Celebrating national ice cream day with one of my favorite seasonal combos: strawberry rhubarb.

I’m a HUGE fan of this magical combo and so excited to finally bring you this recipe after multiple tries to make it as simple as possible with the perfect creamy consistency. As always it’s dairy-free, vegan, naturally gluten-free, and free from refined sugar. It’s sweetened with dates–one of my favorite wholesome ingredients to use in recipes, especially ice cream–since it helps achieve a creamy texture when frozen. As a general rule, it’s best to avoid liquid sweeteners in ice cream since they tend to make your frozen treats icier rather than creamy.

Soaked cashews and coconut milk are the other important players in making this ice cream ultra rich and delicious. Stay away from light coconut milk and go for full-fat for best results. No need to worry about the extra calories, cause as I always say the quality of your calories is a lot more important than the quantity. Read the ingredients and make sure the coconut milk brand you use only contains coconut and water.

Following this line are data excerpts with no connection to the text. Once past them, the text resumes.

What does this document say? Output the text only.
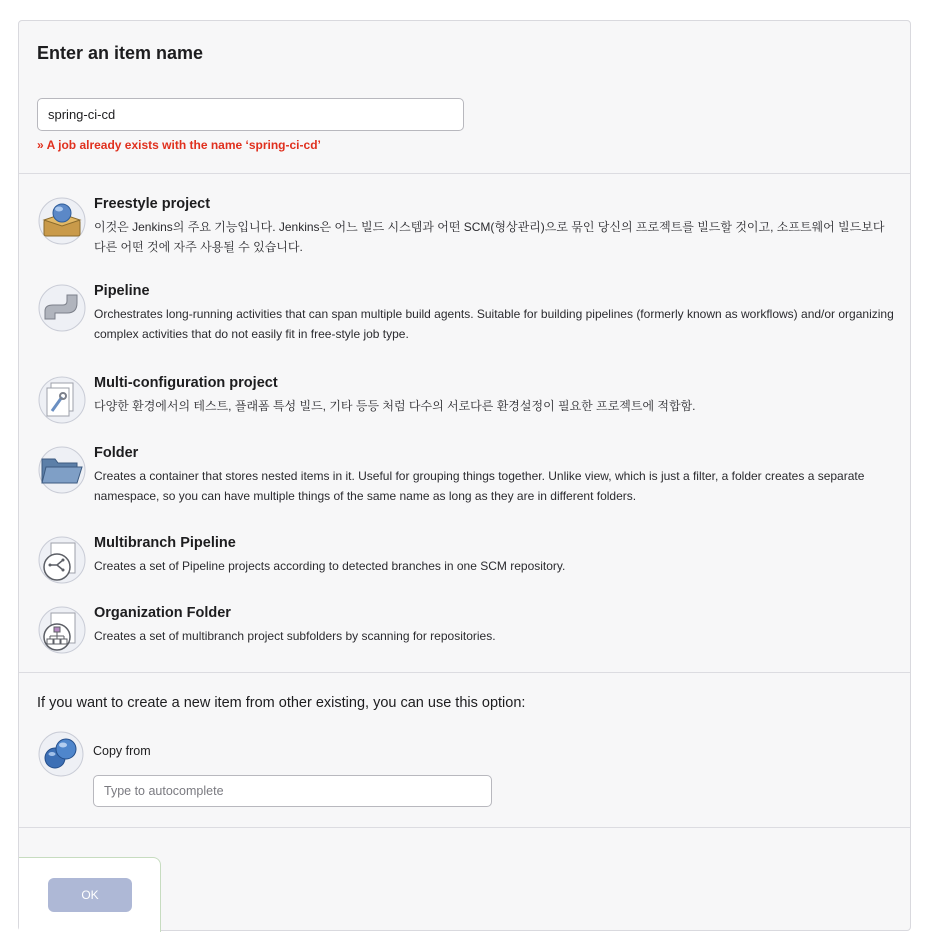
Enter an item name
spring-ci-cd
» A job already exists with the name ‘spring-ci-cd’
Freestyle project
이것은 Jenkins의 주요 기능입니다. Jenkins은 어느 빌드 시스템과 어떤 SCM(형상관리)으로 묶인 당신의 프로젝트를 빌드할 것이고, 소프트웨어 빌드보다 다른 어떤 것에 자주 사용될 수 있습니다.
Pipeline
Orchestrates long-running activities that can span multiple build agents. Suitable for building pipelines (formerly known as workflows) and/or organizing complex activities that do not easily fit in free-style job type.
Multi-configuration project
다양한 환경에서의 테스트, 플래폼 특성 빌드, 기타 등등 처럼 다수의 서로다른 환경설정이 필요한 프로젝트에 적합함.
Folder
Creates a container that stores nested items in it. Useful for grouping things together. Unlike view, which is just a filter, a folder creates a separate namespace, so you can have multiple things of the same name as long as they are in different folders.
Multibranch Pipeline
Creates a set of Pipeline projects according to detected branches in one SCM repository.
Organization Folder
Creates a set of multibranch project subfolders by scanning for repositories.
If you want to create a new item from other existing, you can use this option:
Copy from
Type to autocomplete
OK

Don’t let summer go by without trying this delicious treat! If you want to try more vegan and nutritious ice cream recipes that taste as good as–if not better than–their traditional counterparts, be sure to check out my Pistachio Rose Cardamom Ice cream, Persian Saffron Ice cream, and Matcha Chocolate Chip.

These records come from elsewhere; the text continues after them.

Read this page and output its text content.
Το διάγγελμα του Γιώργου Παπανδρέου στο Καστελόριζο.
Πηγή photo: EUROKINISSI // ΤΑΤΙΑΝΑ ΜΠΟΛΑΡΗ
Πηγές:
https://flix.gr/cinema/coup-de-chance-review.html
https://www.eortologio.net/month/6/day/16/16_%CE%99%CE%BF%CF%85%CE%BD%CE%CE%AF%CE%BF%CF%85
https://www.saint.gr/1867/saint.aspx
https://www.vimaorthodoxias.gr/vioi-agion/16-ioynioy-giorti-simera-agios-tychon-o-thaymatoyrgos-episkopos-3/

Would you like to try it? Leave a comment below or tag me @nutriholist #nutriholist on your creations on Instagram and Facebook if you do. XO

Strawberry Rhubarb Ice Cream

Serves 4-6

Ingredients

  • 1/2 cup cashews, soaked for 2+ hours
  • 2 cups strawberries, sliced
  • 2 cups rhubarb, chopped
  • 1/2 cup dates, pitted
  • 1 and 1/2 cups coconut milk
  • 1 teaspoon vanilla extract

Directions

  1. Rinse and drain the cashews and throw them in a blender along with the rest of ingredients. Blend until smooth
  2. Pour into a 5″x 7″ freezer-safe pan, cover, and freeze overnight until it’s fully frozen
  3. When ready to serve, let the ice cream thaw for about 20 minutes, top with more strawberries if desired, scoop into a bowl or waffle cone, and enjoy!

NOTE: For ultimate creamy results or if serving right away, break the ice cream into chunks after taking it out of the freezer, throw into a high-power blender and blend to get a creamy mix.